CADIZ - Presiden Barcelona, Joan Laporta, menyoroti curhatan Ronald Koeman soal kondisi klub. Laporta menilai curhatan itu justru membuat Barcelona tidak tenang.
Sebagaimana diketahui, dalam konferensi pers jelang lanjuta Liga Spanyol 2021-2022 kontra Cadiz, Koeman memberikan sebuah pernyataan pendek. Dia bahkan membacanya langsung dari secarik kertas sehingga sudah jelas jika pernyataan tersebut telah dipersiapkan.
Selain itu, mantan juru taktik Tim Nasional (Timnas) Belanda tersebut tak memberi respon lebih lanjut. Setelah tiga menit membaca pernyataan, dia langsung pergi tanpa menerima pertanyaan.

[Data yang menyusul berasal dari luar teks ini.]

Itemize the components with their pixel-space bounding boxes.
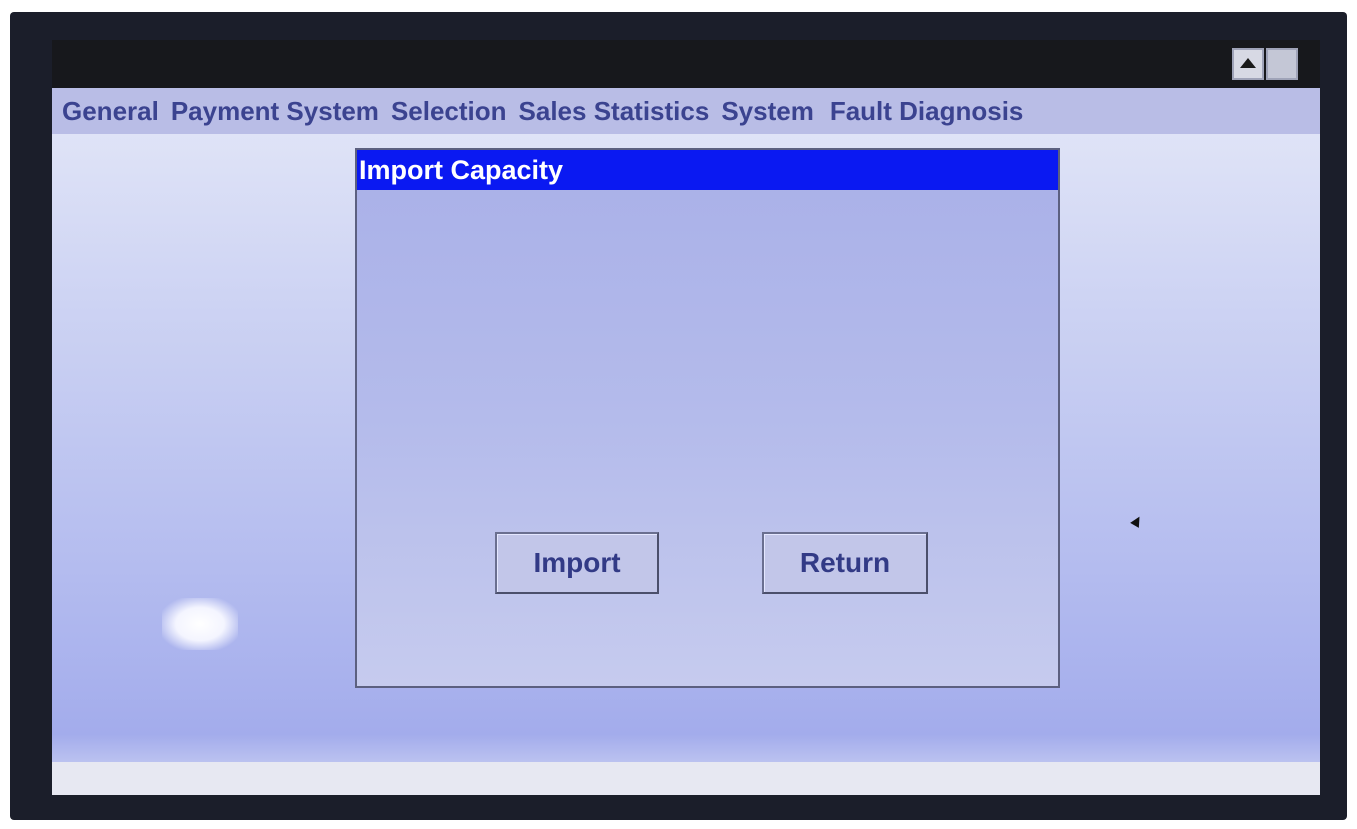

Banyak pihak menduga jika Koeman melakukan hal tersebut sebagai bentuk protes. Maklum, pertandingan melawan Cadiz dan Levante akan menjadi penentu masa depan Koeman.
BACA JUGA: Tanpa Sepengetahuan Barcelona, Koeman Curhat Kondisi Tim saat Ini ke Media
Hal itu ditetapkan usai Barcelona kalah dari Bayern Munich di Liga Champions dan imbang dengan Granada di Liga Spanyol. Merasa tersudut, wajar jika koeman membuat pernyataan yang ternyata tidak diketahui oleh pihak klub itu.

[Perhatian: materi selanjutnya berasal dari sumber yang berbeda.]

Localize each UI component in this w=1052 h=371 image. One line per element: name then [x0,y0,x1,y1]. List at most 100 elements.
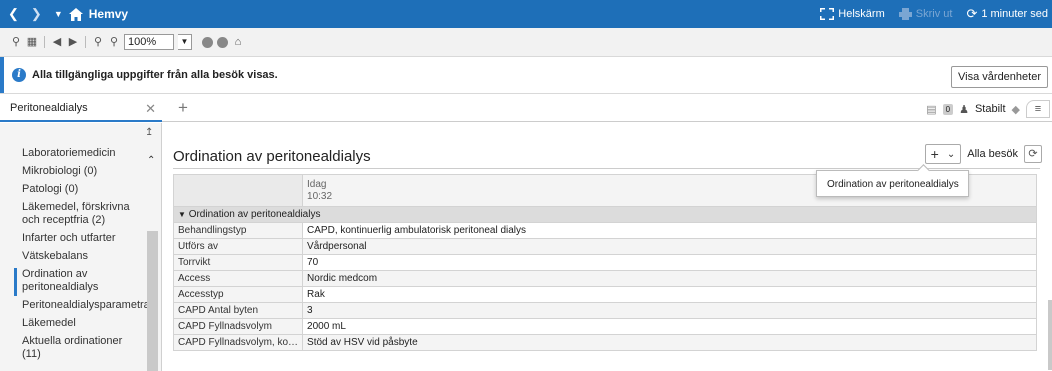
printer-icon [898,8,912,20]
forward-icon[interactable]: ❯ [31,6,42,22]
back-icon[interactable]: ❮ [8,6,19,22]
scroll-up-icon[interactable]: ⌃ [147,155,155,166]
fullscreen-button[interactable]: Helskärm [820,8,885,20]
tab-actions: ▤ 0 ♟ Stabilt ◆ ≡ [926,96,1052,122]
row-value: 3 [302,302,1037,319]
nav-group: ❮ ❯ ▼ [0,6,63,22]
row-label: Utförs av [172,238,304,255]
stable-label[interactable]: Stabilt [975,103,1006,115]
sidebar-item-ordination[interactable]: Ordination av peritonealdialys [14,268,144,296]
fullscreen-icon [820,8,835,20]
table-row: Behandlingstyp CAPD, kontinuerlig ambula… [172,222,1037,239]
add-dropdown-button[interactable]: + ⌄ [924,144,962,164]
toolbar-home-icon[interactable]: ⌂ [232,36,244,48]
home-button[interactable]: Hemvy [68,7,128,21]
updated-label: 1 minuter sed [981,8,1048,20]
history-dropdown-icon[interactable]: ▼ [54,9,63,19]
info-icon: i [12,68,26,82]
zoom-input[interactable]: 100% [124,34,174,50]
home-icon [68,7,83,21]
forward-circle-icon[interactable] [217,36,228,48]
row-label: Behandlingstyp [172,222,304,239]
row-value: Vårdpersonal [302,238,1037,255]
info-message: Alla tillgängliga uppgifter från alla be… [32,69,278,81]
inbox-icon[interactable]: ▤ [926,103,936,116]
row-label: Torrvikt [172,254,304,271]
ordination-table: Idag 10:32 ▼ Ordination av peritonealdia… [172,174,1037,351]
add-tooltip[interactable]: Ordination av peritonealdialys [816,170,969,197]
sidebar-item-peritonealdialysparametrar[interactable]: Peritonealdialysparametrar [22,299,153,312]
sidebar-item-vatskebalans[interactable]: Vätskebalans [22,250,144,263]
sidebar-item-laboratoriemedicin[interactable]: Laboratoriemedicin [22,147,144,160]
row-value: Stöd av HSV vid påsbyte [302,334,1037,351]
print-button[interactable]: Skriv ut [898,8,953,20]
fullscreen-label: Helskärm [838,8,885,20]
sidebar-scrollbar[interactable] [147,231,158,371]
row-label: Access [172,270,304,287]
row-label: CAPD Fyllnadsvolym, ko… [172,334,304,351]
sidebar-item-lakemedel[interactable]: Läkemedel [22,317,144,330]
refresh-status[interactable]: ⟳ 1 minuter sed [966,6,1048,22]
chevron-down-icon: ⌄ [946,148,956,160]
menu-icon[interactable]: ≡ [1026,100,1050,118]
tag-icon[interactable]: ◆ [1012,103,1020,116]
plus-icon: + [930,146,939,162]
table-row: CAPD Fyllnadsvolym 2000 mL [172,318,1037,335]
heading-divider [173,168,1040,169]
header-blank-cell [172,174,304,207]
section-controls: + ⌄ Alla besök ⟳ [924,144,1042,164]
table-row: Torrvikt 70 [172,254,1037,271]
tab-peritonealdialys[interactable]: Peritonealdialys ✕ [0,96,162,122]
row-label: Accesstyp [172,286,304,303]
toolbar-divider [85,36,86,48]
pin-icon[interactable]: ↥ [145,127,153,138]
next-page-icon[interactable]: ▶ [67,36,79,48]
info-accent [0,57,4,93]
all-visits-label[interactable]: Alla besök [967,148,1018,160]
sidebar-item-lakemedel-forskrivna[interactable]: Läkemedel, förskrivna och receptfria (2) [22,201,144,227]
group-cell: ▼ Ordination av peritonealdialys [173,206,1037,223]
group-label: Ordination av peritonealdialys [188,209,321,220]
show-care-units-button[interactable]: Visa vårdenheter [951,66,1048,88]
row-value: Rak [302,286,1037,303]
titlebar-actions: Helskärm Skriv ut ⟳ 1 minuter sed [820,0,1052,28]
zoom-out-icon[interactable]: ⚲ [108,36,120,48]
previous-page-icon[interactable]: ◀ [51,36,63,48]
sidebar-item-mikrobiologi[interactable]: Mikrobiologi (0) [22,165,144,178]
sidebar-item-patologi[interactable]: Patologi (0) [22,183,144,196]
group-row[interactable]: ▼ Ordination av peritonealdialys [173,206,1037,223]
row-value: 70 [302,254,1037,271]
zoom-in-icon[interactable]: ⚲ [92,36,104,48]
sidebar: ↥ ⌃ Laboratoriemedicin Mikrobiologi (0) … [0,123,162,371]
tab-label: Peritonealdialys [10,102,88,114]
page-icon[interactable]: ▦ [26,36,38,48]
row-value: Nordic medcom [302,270,1037,287]
info-banner: i Alla tillgängliga uppgifter från alla … [0,56,1052,94]
tab-strip: Peritonealdialys ✕ + ▤ 0 ♟ Stabilt ◆ ≡ [0,96,1052,122]
back-circle-icon[interactable] [202,36,213,48]
row-label: CAPD Antal byten [172,302,304,319]
row-value: CAPD, kontinuerlig ambulatorisk peritone… [302,222,1037,239]
title-bar: ❮ ❯ ▼ Hemvy Helskärm Skriv ut ⟳ 1 minute… [0,0,1052,28]
sidebar-item-infarter[interactable]: Infarter och utfarter [22,232,144,245]
toolbar-divider [44,36,45,48]
print-label: Skriv ut [915,8,953,20]
zoom-dropdown-icon[interactable]: ▼ [178,34,192,50]
table-row: Utförs av Vårdpersonal [172,238,1037,255]
main-panel: Ordination av peritonealdialys + ⌄ Alla … [163,123,1052,371]
add-tab-icon[interactable]: + [178,99,188,117]
count-badge: 0 [942,103,954,115]
table-row: Access Nordic medcom [172,270,1037,287]
page-title: Ordination av peritonealdialys [173,148,371,165]
toolbar: ⚲ ▦ ◀ ▶ ⚲ ⚲ 100% ▼ ⌂ [0,28,1052,56]
find-icon[interactable]: ⚲ [10,36,22,48]
collapse-icon[interactable]: ▼ [178,210,186,219]
table-row: CAPD Antal byten 3 [172,302,1037,319]
row-value: 2000 mL [302,318,1037,335]
close-icon[interactable]: ✕ [145,101,156,117]
table-row: Accesstyp Rak [172,286,1037,303]
sidebar-item-aktuella-ordinationer[interactable]: Aktuella ordinationer (11) [22,335,144,361]
refresh-icon[interactable]: ⟳ [1024,145,1042,163]
main-scrollbar[interactable] [1048,300,1052,370]
person-icon: ♟ [959,103,969,116]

“Kami baru mengetahui pada menit-menit akhir jika dia ingin membuat pernyataan. Dia memang wajib mendatangi konferensi pers,” kata Laporta, dikutip dari Marca, Kamis (23/9/2021).

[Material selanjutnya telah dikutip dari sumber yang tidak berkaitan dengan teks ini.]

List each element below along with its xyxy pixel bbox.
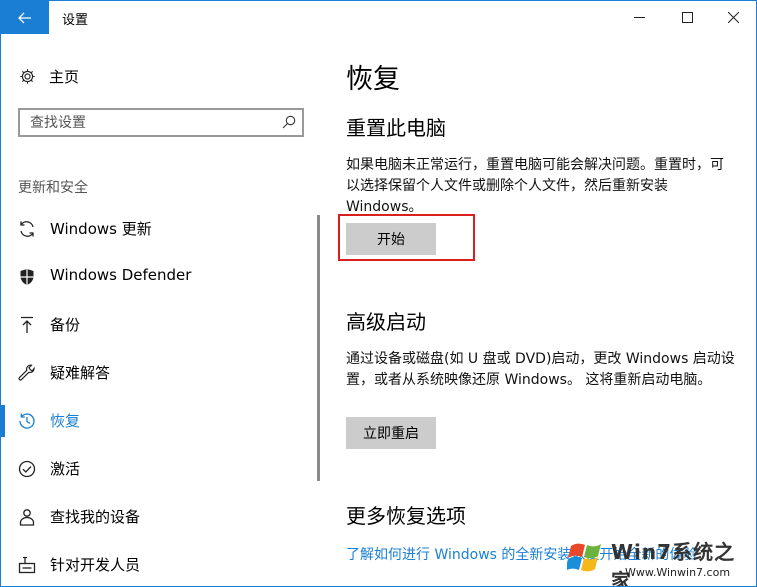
back-button[interactable] bbox=[1, 1, 49, 34]
restart-now-button[interactable]: 立即重启 bbox=[346, 417, 436, 449]
minimize-icon bbox=[633, 17, 645, 18]
sidebar-nav: Windows 更新 Windows Defender 备份 疑难解答 恢复 激… bbox=[1, 205, 311, 586]
advanced-startup-heading: 高级启动 bbox=[346, 310, 426, 334]
close-icon bbox=[727, 12, 739, 23]
sidebar-item-find-my-device[interactable]: 查找我的设备 bbox=[1, 493, 311, 541]
active-indicator bbox=[1, 405, 5, 437]
settings-window: 设置 主页 更新和安全 bbox=[0, 0, 757, 587]
gear-icon bbox=[18, 67, 36, 85]
reset-start-button[interactable]: 开始 bbox=[346, 223, 436, 255]
window-title: 设置 bbox=[62, 13, 89, 28]
back-arrow-icon bbox=[18, 12, 31, 23]
watermark-text: Win7系统之家 bbox=[611, 540, 736, 587]
sidebar-item-troubleshoot[interactable]: 疑难解答 bbox=[1, 349, 311, 397]
shield-icon bbox=[18, 267, 36, 287]
maximize-icon bbox=[681, 12, 693, 23]
check-circle-icon bbox=[18, 459, 36, 479]
reset-heading: 重置此电脑 bbox=[346, 116, 446, 140]
sidebar-item-label: 备份 bbox=[50, 316, 81, 334]
home-link[interactable]: 主页 bbox=[18, 66, 79, 86]
sidebar-item-for-developers[interactable]: 针对开发人员 bbox=[1, 541, 311, 586]
search-input[interactable] bbox=[20, 110, 270, 135]
advanced-startup-description: 通过设备或磁盘(如 U 盘或 DVD)启动，更改 Windows 启动设置，或者… bbox=[346, 351, 735, 388]
sidebar-item-label: 疑难解答 bbox=[50, 364, 111, 382]
minimize-button[interactable] bbox=[616, 1, 662, 34]
watermark-url: Www.Winwin7.com bbox=[625, 566, 731, 579]
site-watermark: Win7系统之家 Www.Winwin7.com bbox=[567, 534, 755, 587]
backup-arrow-icon bbox=[18, 315, 36, 335]
wrench-icon bbox=[18, 363, 36, 383]
sidebar-item-activation[interactable]: 激活 bbox=[1, 445, 311, 493]
close-button[interactable] bbox=[710, 1, 756, 34]
sidebar-scrollbar[interactable] bbox=[317, 215, 320, 481]
sidebar-item-label: Windows 更新 bbox=[50, 220, 152, 238]
sync-icon bbox=[18, 219, 36, 239]
history-icon bbox=[18, 411, 36, 431]
sidebar-item-recovery[interactable]: 恢复 bbox=[1, 397, 311, 445]
sidebar-item-label: Windows Defender bbox=[50, 266, 192, 284]
sidebar-item-label: 激活 bbox=[50, 460, 81, 478]
page-title: 恢复 bbox=[346, 64, 400, 95]
maximize-button[interactable] bbox=[664, 1, 710, 34]
sidebar-item-label: 针对开发人员 bbox=[50, 556, 141, 574]
home-label: 主页 bbox=[49, 67, 80, 86]
reset-description: 如果电脑未正常运行，重置电脑可能会解决问题。重置时，可以选择保留个人文件或删除个… bbox=[346, 157, 724, 215]
section-label: 更新和安全 bbox=[18, 180, 88, 196]
more-options-heading: 更多恢复选项 bbox=[346, 504, 466, 528]
sidebar-item-windows-defender[interactable]: Windows Defender bbox=[1, 253, 311, 301]
sidebar-item-windows-update[interactable]: Windows 更新 bbox=[1, 205, 311, 253]
developer-icon bbox=[18, 555, 36, 575]
sidebar-item-label: 查找我的设备 bbox=[50, 508, 141, 526]
title-bar: 设置 bbox=[1, 1, 756, 34]
person-location-icon bbox=[18, 507, 36, 527]
search-box bbox=[18, 108, 304, 137]
sidebar-item-label: 恢复 bbox=[50, 412, 81, 430]
windows-logo-icon bbox=[567, 543, 601, 572]
search-icon[interactable] bbox=[282, 115, 296, 129]
sidebar-item-backup[interactable]: 备份 bbox=[1, 301, 311, 349]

“Dia bebas untuk merespon atau berbicara sesuai keinginannya. Kami menghormati keputusan yang diambil oleh pelatih. Tetapi, kami dan juga kapten baru mengetahuinya sesaat sebelum hal tersebut terjadi,” ujarnya.

“Kami berada di momen sulit dan seharusnya membutuhkan ketenangan. Kami menunggu hasil positif melawan Cadiz, karena itu yang paling penting bagi kami,” tutur Laporta.
“Situasinya akan berubah sesuai dengan hasil. Kami akan terus maju dan bersaing. Kami akan bersaing di lapangan. Paling penting adalah pertandingan ini dan dapat bermain dengan baik,” ucapnya.
Sementara itu, beralih ke pertandingan, Barcelona akan melawan Cadiz di Stadion Nuevo Mirandilla, Jumat 24 September 2021, dini hari WIB. Kemenangan wajib diraih jika Koeman mau masa depannya di Barcelona terjamin hingga akhir musim ini.